In 1993, the Government of India introduced the Manual Scavengers and the Construction of Dry Latrines (Prohibition) Act prohibiting the hiring of hand-operated scavengers to clean dry toilets and the construction of flush toilets.
In 1989, the Prevention of Atrocities Act became an integrated security guard for sanitation workers; more than 90% of the people employed as handicraftsmen belong to Organized Castes. This was an important sign of the liberation of artisans from selected traditional practices.
Article 21 of the Constitution guarantees the ‘Right to Life’ and also with dignity.

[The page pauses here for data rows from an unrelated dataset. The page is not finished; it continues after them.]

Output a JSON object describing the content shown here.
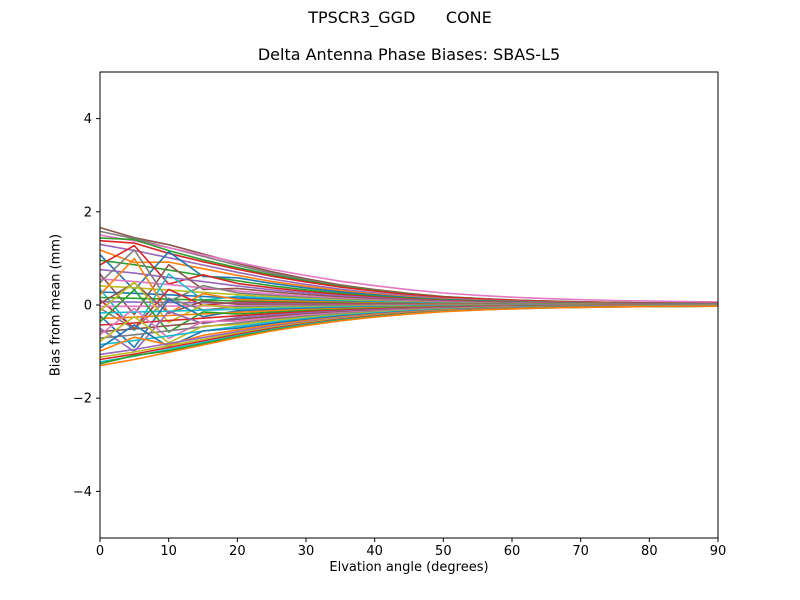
{
  "figure": {
    "suptitle": "TPSCR3_GGD      CONE",
    "axes_title": "Delta Antenna Phase Biases: SBAS-L5",
    "xlabel": "Elvation angle (degrees)",
    "ylabel": "Bias from mean (mm)",
    "background_color": "#ffffff",
    "spine_color": "#000000"
  },
  "chart_data": {
    "type": "line",
    "title": "TPSCR3_GGD      CONE",
    "subtitle": "Delta Antenna Phase Biases: SBAS-L5",
    "xlabel": "Elvation angle (degrees)",
    "ylabel": "Bias from mean (mm)",
    "xlim": [
      0,
      90
    ],
    "ylim": [
      -5,
      5
    ],
    "xticks": [
      0,
      10,
      20,
      30,
      40,
      50,
      60,
      70,
      80,
      90
    ],
    "yticks": [
      -4,
      -2,
      0,
      2,
      4
    ],
    "ytick_labels": [
      "−4",
      "−2",
      "0",
      "2",
      "4"
    ],
    "grid": false,
    "legend": "none",
    "n_series": 44,
    "elevations_deg": [
      0,
      5,
      10,
      15,
      20,
      25,
      30,
      35,
      40,
      45,
      50,
      55,
      60,
      65,
      70,
      75,
      80,
      85,
      90
    ],
    "decay_profile": [
      1.0,
      0.9,
      0.78,
      0.66,
      0.54,
      0.43,
      0.34,
      0.26,
      0.2,
      0.15,
      0.11,
      0.085,
      0.065,
      0.05,
      0.04,
      0.032,
      0.027,
      0.023,
      0.02
    ],
    "series_note": "value(e_j) = bias_at_0deg * decay_profile[j]^decay_power + low_elev_wiggle[j]; wiggle applies to first 4 points only",
    "color_cycle": [
      "#1f77b4",
      "#ff7f0e",
      "#2ca02c",
      "#d62728",
      "#9467bd",
      "#8c564b",
      "#e377c2",
      "#7f7f7f",
      "#bcbd22",
      "#17becf"
    ],
    "series": [
      {
        "name": "line-01",
        "color": "#8c564b",
        "bias_at_0deg": 1.66,
        "decay_power": 1,
        "low_elev_wiggle": [
          0,
          -0.05,
          0,
          0
        ]
      },
      {
        "name": "line-02",
        "color": "#7f7f7f",
        "bias_at_0deg": 1.58,
        "decay_power": 1,
        "low_elev_wiggle": [
          0,
          0,
          0,
          0
        ]
      },
      {
        "name": "line-03",
        "color": "#e377c2",
        "bias_at_0deg": 1.5,
        "decay_power": 0.8,
        "low_elev_wiggle": [
          0,
          0,
          0,
          0
        ]
      },
      {
        "name": "line-04",
        "color": "#2ca02c",
        "bias_at_0deg": 1.44,
        "decay_power": 0.95,
        "low_elev_wiggle": [
          0,
          0.1,
          0.03,
          0
        ]
      },
      {
        "name": "line-05",
        "color": "#d62728",
        "bias_at_0deg": 1.38,
        "decay_power": 0.95,
        "low_elev_wiggle": [
          0,
          0.08,
          0.02,
          0
        ]
      },
      {
        "name": "line-06",
        "color": "#9467bd",
        "bias_at_0deg": 1.3,
        "decay_power": 1,
        "low_elev_wiggle": [
          0,
          0,
          0,
          0
        ]
      },
      {
        "name": "line-07",
        "color": "#ff7f0e",
        "bias_at_0deg": 1.18,
        "decay_power": 1,
        "low_elev_wiggle": [
          0,
          -0.15,
          0,
          0
        ]
      },
      {
        "name": "line-08",
        "color": "#1f77b4",
        "bias_at_0deg": 1.08,
        "decay_power": 1,
        "low_elev_wiggle": [
          0,
          -0.65,
          0.3,
          -0.1
        ]
      },
      {
        "name": "line-09",
        "color": "#2ca02c",
        "bias_at_0deg": 0.96,
        "decay_power": 1,
        "low_elev_wiggle": [
          0,
          0,
          0,
          0
        ]
      },
      {
        "name": "line-10",
        "color": "#d62728",
        "bias_at_0deg": 0.86,
        "decay_power": 1,
        "low_elev_wiggle": [
          0,
          0.5,
          -0.22,
          0.08
        ]
      },
      {
        "name": "line-11",
        "color": "#9467bd",
        "bias_at_0deg": 0.76,
        "decay_power": 1,
        "low_elev_wiggle": [
          0,
          0,
          0,
          0
        ]
      },
      {
        "name": "line-12",
        "color": "#8c564b",
        "bias_at_0deg": 0.66,
        "decay_power": 1,
        "low_elev_wiggle": [
          0,
          -0.8,
          0.35,
          -0.1
        ]
      },
      {
        "name": "line-13",
        "color": "#e377c2",
        "bias_at_0deg": 0.56,
        "decay_power": 1,
        "low_elev_wiggle": [
          0,
          0,
          0,
          0
        ]
      },
      {
        "name": "line-14",
        "color": "#7f7f7f",
        "bias_at_0deg": 0.48,
        "decay_power": 1,
        "low_elev_wiggle": [
          0,
          0.75,
          -0.3,
          0.1
        ]
      },
      {
        "name": "line-15",
        "color": "#bcbd22",
        "bias_at_0deg": 0.41,
        "decay_power": 1,
        "low_elev_wiggle": [
          0,
          0,
          0,
          0
        ]
      },
      {
        "name": "line-16",
        "color": "#17becf",
        "bias_at_0deg": 0.34,
        "decay_power": 1,
        "low_elev_wiggle": [
          0,
          -0.85,
          0.4,
          -0.12
        ]
      },
      {
        "name": "line-17",
        "color": "#1f77b4",
        "bias_at_0deg": 0.28,
        "decay_power": 1,
        "low_elev_wiggle": [
          0,
          0,
          0,
          0
        ]
      },
      {
        "name": "line-18",
        "color": "#ff7f0e",
        "bias_at_0deg": 0.22,
        "decay_power": 1,
        "low_elev_wiggle": [
          0,
          0.8,
          -0.35,
          0.1
        ]
      },
      {
        "name": "line-19",
        "color": "#2ca02c",
        "bias_at_0deg": 0.16,
        "decay_power": 1,
        "low_elev_wiggle": [
          0,
          0,
          0,
          0
        ]
      },
      {
        "name": "line-20",
        "color": "#d62728",
        "bias_at_0deg": 0.11,
        "decay_power": 1,
        "low_elev_wiggle": [
          0,
          -0.6,
          0.25,
          -0.08
        ]
      },
      {
        "name": "line-21",
        "color": "#9467bd",
        "bias_at_0deg": 0.07,
        "decay_power": 1,
        "low_elev_wiggle": [
          0,
          0,
          0,
          0
        ]
      },
      {
        "name": "line-22",
        "color": "#8c564b",
        "bias_at_0deg": 0.03,
        "decay_power": 1,
        "low_elev_wiggle": [
          0,
          0.45,
          -0.2,
          0.06
        ]
      },
      {
        "name": "line-23",
        "color": "#e377c2",
        "bias_at_0deg": -0.03,
        "decay_power": 1,
        "low_elev_wiggle": [
          0,
          0,
          0,
          0
        ]
      },
      {
        "name": "line-24",
        "color": "#7f7f7f",
        "bias_at_0deg": -0.07,
        "decay_power": 1,
        "low_elev_wiggle": [
          0,
          -0.45,
          0.2,
          -0.06
        ]
      },
      {
        "name": "line-25",
        "color": "#bcbd22",
        "bias_at_0deg": -0.12,
        "decay_power": 1,
        "low_elev_wiggle": [
          0,
          0.6,
          -0.28,
          0.08
        ]
      },
      {
        "name": "line-26",
        "color": "#17becf",
        "bias_at_0deg": -0.17,
        "decay_power": 1,
        "low_elev_wiggle": [
          0,
          0,
          0,
          0
        ]
      },
      {
        "name": "line-27",
        "color": "#1f77b4",
        "bias_at_0deg": -0.23,
        "decay_power": 1,
        "low_elev_wiggle": [
          0,
          -0.7,
          0.3,
          -0.1
        ]
      },
      {
        "name": "line-28",
        "color": "#ff7f0e",
        "bias_at_0deg": -0.29,
        "decay_power": 1,
        "low_elev_wiggle": [
          0,
          0,
          0,
          0
        ]
      },
      {
        "name": "line-29",
        "color": "#2ca02c",
        "bias_at_0deg": -0.36,
        "decay_power": 1,
        "low_elev_wiggle": [
          0,
          0.65,
          -0.3,
          0.09
        ]
      },
      {
        "name": "line-30",
        "color": "#d62728",
        "bias_at_0deg": -0.43,
        "decay_power": 1,
        "low_elev_wiggle": [
          0,
          0,
          0,
          0
        ]
      },
      {
        "name": "line-31",
        "color": "#9467bd",
        "bias_at_0deg": -0.5,
        "decay_power": 1,
        "low_elev_wiggle": [
          0,
          -0.55,
          0.25,
          -0.07
        ]
      },
      {
        "name": "line-32",
        "color": "#8c564b",
        "bias_at_0deg": -0.57,
        "decay_power": 1,
        "low_elev_wiggle": [
          0,
          0,
          0,
          0
        ]
      },
      {
        "name": "line-33",
        "color": "#e377c2",
        "bias_at_0deg": -0.64,
        "decay_power": 1,
        "low_elev_wiggle": [
          0,
          0.5,
          -0.22,
          0.07
        ]
      },
      {
        "name": "line-34",
        "color": "#7f7f7f",
        "bias_at_0deg": -0.71,
        "decay_power": 1,
        "low_elev_wiggle": [
          0,
          0,
          0,
          0
        ]
      },
      {
        "name": "line-35",
        "color": "#bcbd22",
        "bias_at_0deg": -0.78,
        "decay_power": 1,
        "low_elev_wiggle": [
          0,
          0.45,
          -0.2,
          0.06
        ]
      },
      {
        "name": "line-36",
        "color": "#17becf",
        "bias_at_0deg": -0.85,
        "decay_power": 1,
        "low_elev_wiggle": [
          0,
          0,
          0,
          0
        ]
      },
      {
        "name": "line-37",
        "color": "#1f77b4",
        "bias_at_0deg": -0.92,
        "decay_power": 1,
        "low_elev_wiggle": [
          0,
          0.4,
          -0.18,
          0.05
        ]
      },
      {
        "name": "line-38",
        "color": "#ff7f0e",
        "bias_at_0deg": -0.99,
        "decay_power": 1,
        "low_elev_wiggle": [
          0,
          0.2,
          -0.08,
          0
        ]
      },
      {
        "name": "line-39",
        "color": "#9467bd",
        "bias_at_0deg": -1.06,
        "decay_power": 1,
        "low_elev_wiggle": [
          0,
          0,
          0,
          0
        ]
      },
      {
        "name": "line-40",
        "color": "#bcbd22",
        "bias_at_0deg": -1.12,
        "decay_power": 1,
        "low_elev_wiggle": [
          0,
          0,
          0,
          0
        ]
      },
      {
        "name": "line-41",
        "color": "#d62728",
        "bias_at_0deg": -1.17,
        "decay_power": 1,
        "low_elev_wiggle": [
          0,
          0,
          0,
          0
        ]
      },
      {
        "name": "line-42",
        "color": "#17becf",
        "bias_at_0deg": -1.22,
        "decay_power": 1,
        "low_elev_wiggle": [
          0,
          0,
          0,
          0
        ]
      },
      {
        "name": "line-43",
        "color": "#2ca02c",
        "bias_at_0deg": -1.26,
        "decay_power": 1,
        "low_elev_wiggle": [
          0,
          0.05,
          0,
          0
        ]
      },
      {
        "name": "line-44",
        "color": "#ff7f0e",
        "bias_at_0deg": -1.3,
        "decay_power": 1,
        "low_elev_wiggle": [
          0,
          0,
          0,
          0
        ]
      }
    ]
  }
}
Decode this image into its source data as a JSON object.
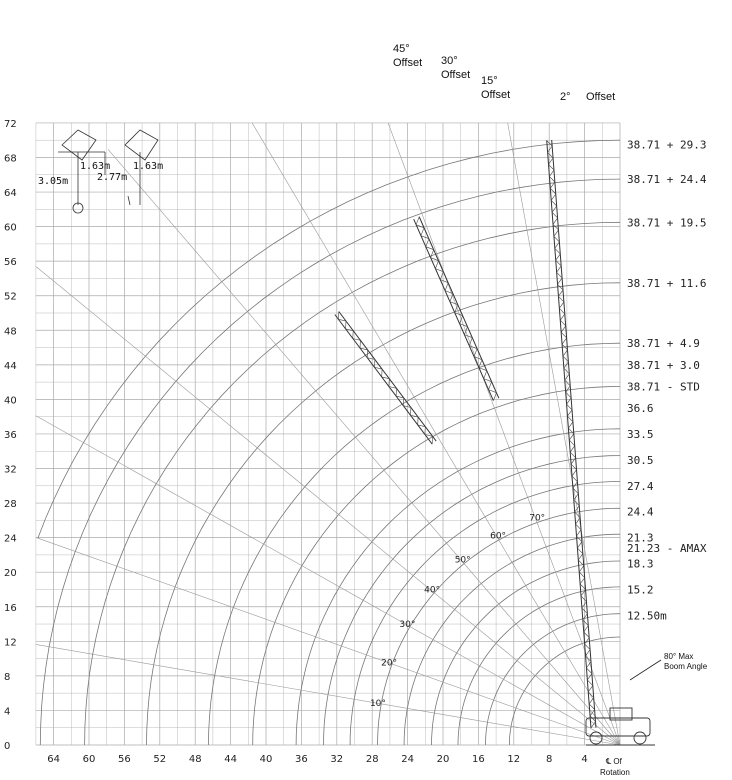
{
  "chart_data": {
    "type": "range-diagram",
    "x_axis": {
      "ticks": [
        64,
        60,
        56,
        52,
        48,
        44,
        40,
        36,
        32,
        28,
        24,
        20,
        16,
        12,
        8,
        4
      ],
      "range": [
        68,
        0
      ]
    },
    "y_axis": {
      "ticks": [
        0,
        4,
        8,
        12,
        16,
        20,
        24,
        28,
        32,
        36,
        40,
        44,
        48,
        52,
        56,
        60,
        64,
        68,
        72
      ],
      "range": [
        0,
        72
      ]
    },
    "boom_length_labels": [
      {
        "text": "38.71 + 29.3",
        "y": 69.5
      },
      {
        "text": "38.71 + 24.4",
        "y": 65.5
      },
      {
        "text": "38.71 + 19.5",
        "y": 60.5
      },
      {
        "text": "38.71 + 11.6",
        "y": 53.5
      },
      {
        "text": "38.71 + 4.9",
        "y": 46.5
      },
      {
        "text": "38.71 + 3.0",
        "y": 44.0
      },
      {
        "text": "38.71 - STD",
        "y": 41.5
      },
      {
        "text": "36.6",
        "y": 39.0
      },
      {
        "text": "33.5",
        "y": 36.0
      },
      {
        "text": "30.5",
        "y": 33.0
      },
      {
        "text": "27.4",
        "y": 30.0
      },
      {
        "text": "24.4",
        "y": 27.0
      },
      {
        "text": "21.3",
        "y": 24.0
      },
      {
        "text": "21.23 - AMAX",
        "y": 22.8
      },
      {
        "text": "18.3",
        "y": 21.0
      },
      {
        "text": "15.2",
        "y": 18.0
      },
      {
        "text": "12.50m",
        "y": 15.0
      }
    ],
    "angle_labels": [
      "10°",
      "20°",
      "30°",
      "40°",
      "50°",
      "60°",
      "70°"
    ],
    "offsets": [
      {
        "line1": "45°",
        "line2": "Offset"
      },
      {
        "line1": "30°",
        "line2": "Offset"
      },
      {
        "line1": "15°",
        "line2": "Offset"
      },
      {
        "line1": "2°",
        "line2": "Offset"
      }
    ],
    "jib_dims": [
      "1.63m",
      "1.63m",
      "3.05m",
      "2.77m"
    ],
    "max_angle_label": [
      "80° Max",
      "Boom Angle"
    ],
    "rotation_label": [
      "℄ Of",
      "Rotation"
    ]
  }
}
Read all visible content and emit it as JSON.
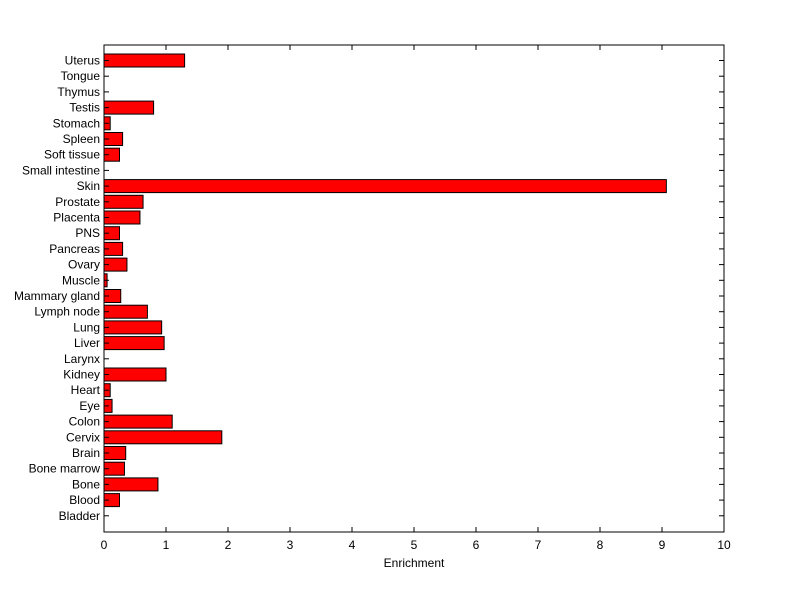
{
  "chart_data": {
    "type": "bar",
    "orientation": "horizontal",
    "categories": [
      "Uterus",
      "Tongue",
      "Thymus",
      "Testis",
      "Stomach",
      "Spleen",
      "Soft tissue",
      "Small intestine",
      "Skin",
      "Prostate",
      "Placenta",
      "PNS",
      "Pancreas",
      "Ovary",
      "Muscle",
      "Mammary gland",
      "Lymph node",
      "Lung",
      "Liver",
      "Larynx",
      "Kidney",
      "Heart",
      "Eye",
      "Colon",
      "Cervix",
      "Brain",
      "Bone marrow",
      "Bone",
      "Blood",
      "Bladder"
    ],
    "values": [
      1.3,
      0,
      0,
      0.8,
      0.1,
      0.3,
      0.25,
      0,
      9.07,
      0.63,
      0.58,
      0.25,
      0.3,
      0.37,
      0.05,
      0.27,
      0.7,
      0.93,
      0.97,
      0,
      1.0,
      0.1,
      0.13,
      1.1,
      1.9,
      0.35,
      0.33,
      0.87,
      0.25,
      0
    ],
    "title": "",
    "xlabel": "Enrichment",
    "ylabel": "",
    "xlim": [
      0,
      10
    ],
    "xticks": [
      "0",
      "1",
      "2",
      "3",
      "4",
      "5",
      "6",
      "7",
      "8",
      "9",
      "10"
    ],
    "grid": false,
    "colors": {
      "bar_fill": "#ff0000",
      "bar_edge": "#000000",
      "axes": "#000000"
    }
  }
}
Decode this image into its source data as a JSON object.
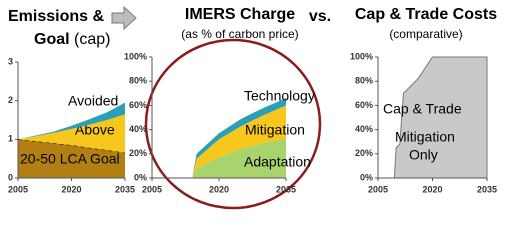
{
  "vs_label": "vs.",
  "chart_data": [
    {
      "type": "area",
      "stacked": true,
      "title": "Emissions &",
      "title_2": "Goal",
      "title_note": "(cap)",
      "x": [
        2005,
        2010,
        2015,
        2020,
        2025,
        2030,
        2035
      ],
      "series": [
        {
          "name": "20-50 LCA Goal",
          "color": "#b27f12",
          "line_style": "dashed",
          "values": [
            1.0,
            0.95,
            0.9,
            0.85,
            0.78,
            0.72,
            0.65
          ]
        },
        {
          "name": "Above",
          "color": "#f6c71c",
          "values": [
            0,
            0.13,
            0.27,
            0.42,
            0.6,
            0.78,
            1.0
          ]
        },
        {
          "name": "Avoided",
          "color": "#2b9fb8",
          "values": [
            0,
            0.02,
            0.03,
            0.08,
            0.14,
            0.2,
            0.3
          ]
        }
      ],
      "xlim": [
        2005,
        2035
      ],
      "xticks": [
        2005,
        2020,
        2035
      ],
      "ylim": [
        0,
        3
      ],
      "yticks": [
        0,
        1,
        2,
        3
      ]
    },
    {
      "type": "area",
      "stacked": true,
      "title": "IMERS Charge",
      "subtitle": "(as % of carbon price)",
      "x": [
        2014,
        2015,
        2020,
        2025,
        2030,
        2035
      ],
      "series": [
        {
          "name": "Adaptation",
          "color": "#a9d36c",
          "values": [
            0,
            8,
            17,
            24,
            29,
            33
          ]
        },
        {
          "name": "Mitigation",
          "color": "#f6c71c",
          "values": [
            0,
            8,
            15,
            19,
            23,
            27
          ]
        },
        {
          "name": "Technology",
          "color": "#2b9fb8",
          "values": [
            0,
            4,
            5,
            6,
            6,
            6
          ]
        }
      ],
      "xlim": [
        2005,
        2035
      ],
      "xticks": [
        2005,
        2020,
        2035
      ],
      "ylim": [
        0,
        100
      ],
      "yticks": [
        {
          "value": 0,
          "label": "0%"
        },
        {
          "value": 20,
          "label": "20%"
        },
        {
          "value": 40,
          "label": "40%"
        },
        {
          "value": 60,
          "label": "60%"
        },
        {
          "value": 80,
          "label": "80%"
        },
        {
          "value": 100,
          "label": "100%"
        }
      ]
    },
    {
      "type": "area",
      "stacked": false,
      "title": "Cap & Trade Costs",
      "subtitle": "(comparative)",
      "x": [
        2009.5,
        2010,
        2011,
        2012,
        2016,
        2020,
        2035
      ],
      "series": [
        {
          "name": "Cap & Trade",
          "color": "#c9c9c9",
          "values": [
            0,
            25,
            28,
            70,
            82,
            100,
            100
          ]
        }
      ],
      "annotation": [
        "Mitigation",
        "Only"
      ],
      "xlim": [
        2005,
        2035
      ],
      "xticks": [
        2005,
        2020,
        2035
      ],
      "ylim": [
        0,
        100
      ],
      "yticks": [
        {
          "value": 0,
          "label": "0%"
        },
        {
          "value": 20,
          "label": "20%"
        },
        {
          "value": 40,
          "label": "40%"
        },
        {
          "value": 60,
          "label": "60%"
        },
        {
          "value": 80,
          "label": "80%"
        },
        {
          "value": 100,
          "label": "100%"
        }
      ]
    }
  ]
}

How it is an Institutional failure?
Persistence in various provinces: Recent examples from communities involved in genocide in the provinces of Gujarat, Madhya Pradesh, Maharashtra, Rajasthan, and Uttar Pradesh underscore the government's failure to eradicate genocide and eradicate deeply entrenched ideologies and practices that still bind members of affected communities.
Law Enforcement: India's constitution prohibits the practice of non-compliance, and the Bill of Rights, 1955, prohibits forcing anyone to use hand-scratching. The Employment of Manual Scavengers and Construction of Dry Latrines (Prohibition) Act, 1993 declared that the employment of hand guards and the construction of dry toilets would be punishable by fines and imprisonment. Yet its persistence reflects the failure of the law and the country.
Deaths: Safai Karmachari Andolan, reported 1,269 people were killed in the 2014-16 genocide.
Reports of deaths of workers involved in cleaning and repairing pits in the mines, during the ‘Swachh Bharat’ period show the state’s failure to eradicate the practice.
The Ministry of Social Justice and Empowerment will amend the law for making machine cleaning mandatory, whereas the Ministry of Housing and Urban Affairs has launched the ‘SafaimitraSuraksha Challenge.’
The Indian Institute of Technology (IIT) Madras has developed a robot with the aim to eliminate manual scavenging in India.
Around 10 units will be deployed across Tamil Nadu and the plan is to put them to use in Gujarat and Maharashtra next.